Le village de Diatock encore appelé « Agalabor », situé dans le Blouf, département de Bignona va sacrifier à la tradition du Bukut cette année. Les rencontres préliminaires ont déjà commencé depuis plusieurs mois et la ferveur et l’enthousiasme sont les maîtres mots de ces moments. Aussi bien au village que dans les principales villes du Sénégal, où l’on retrouve de fortes concentrations de ses ressortissants, notamment à Bignona, Ziguinchor et Dakar, le décor est déjà bien campé.
Le charme des costumes, des accessoires et des coiffures
L’un des signes distinctifs d’un village qui prépare son Bukut est sans doute l’accoutrement. Les habitants du village prennent congé de leurs tenues vestimentaires « modernes » pour s’habiller comme le veut la tradition. Le pagne noué autour du bassin et à l’entrejambe d’une façon apparentée au « ngemb » des lutteurs, des fibres tressées et enrôlées dessus en forme de jupe, des bandes de pagnes tissés et des perles en bandoulière ; bref, c’est tout cet arsenal de costumes et d’accessoires qui fait l’identité du vrai futur initié « ambac » (lire ambatch).
Il est également tenu d’avoir une coiffure spéciale qui consiste à se faire raser la nuque.

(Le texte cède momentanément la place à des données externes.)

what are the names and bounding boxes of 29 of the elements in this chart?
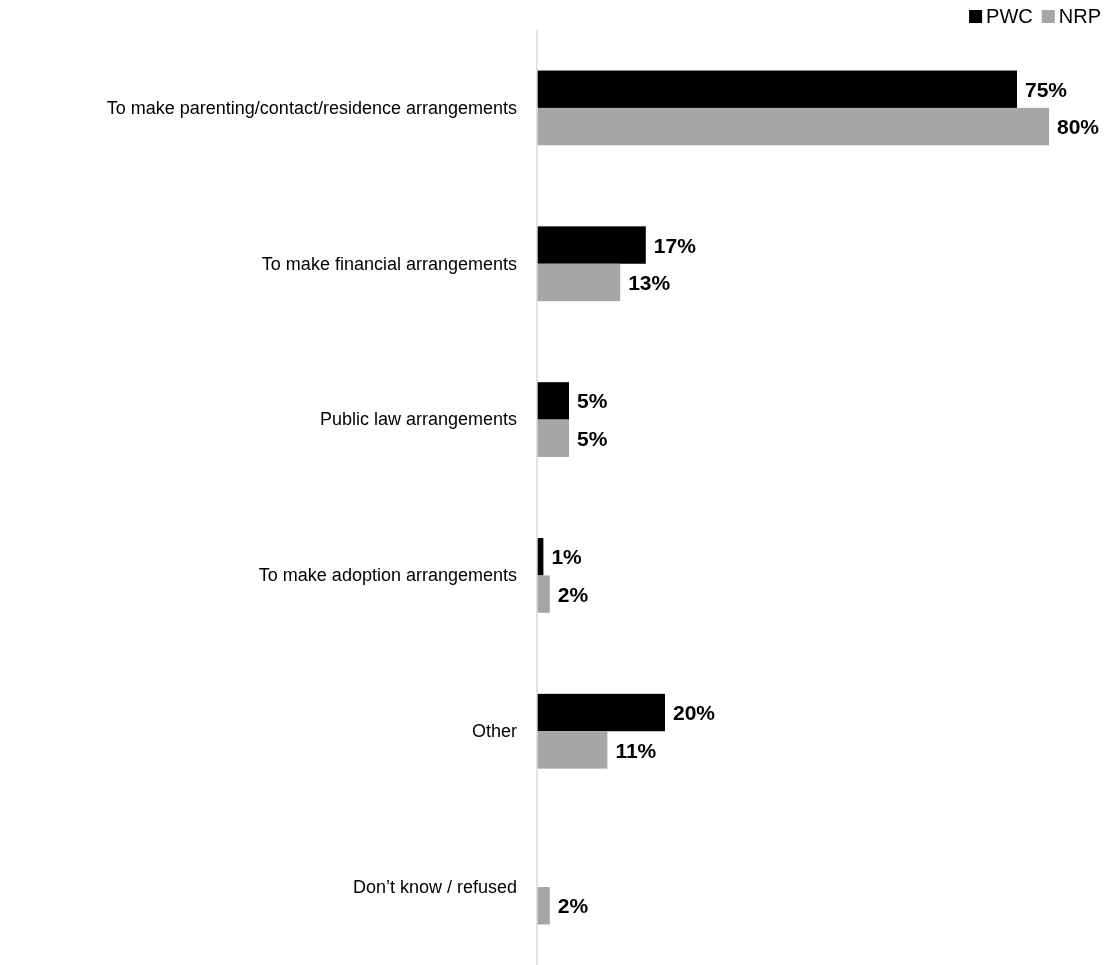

Les initiés veillent avec rigueur à ce que l’accoutrement, mais aussi les pas de danse, soient exécutés dans les règles de l’art sous peine de correction, tout en mettant eux aussi des tenues assez spécifiques, chacun selon leurs goûts.

Les femmes n’ont pas le droit de porter un pantalon ou une jupe encore moins de se coiffer avec des mèches ou de porter une perruque. Elles sont en pagne, t-shirt ou haut, et parées de jolies perles en bandoulières, en bracelets et sur la tête.
L’importance de la danse
Hommes, femmes, jeunes garçons et filles se retrouvent les week-end et à d’autres occasions lors de séances de danse appelées « Emumbi », animées avec deux principaux instruments : le fugar (tambour) et le egorongorong (bombolong). Les futurs initiés « ku mbacak », au cœur de ces rendez-vous, avec un petit instrument sonore appelé « étalang » à la main droite, un bâton ou une queue de vache à la main gauche, sacrifient à cette épreuve avec des chansons galvanisantes et des danses traditionnelles à la fois artistiques et physiques, instructives et spirituelles.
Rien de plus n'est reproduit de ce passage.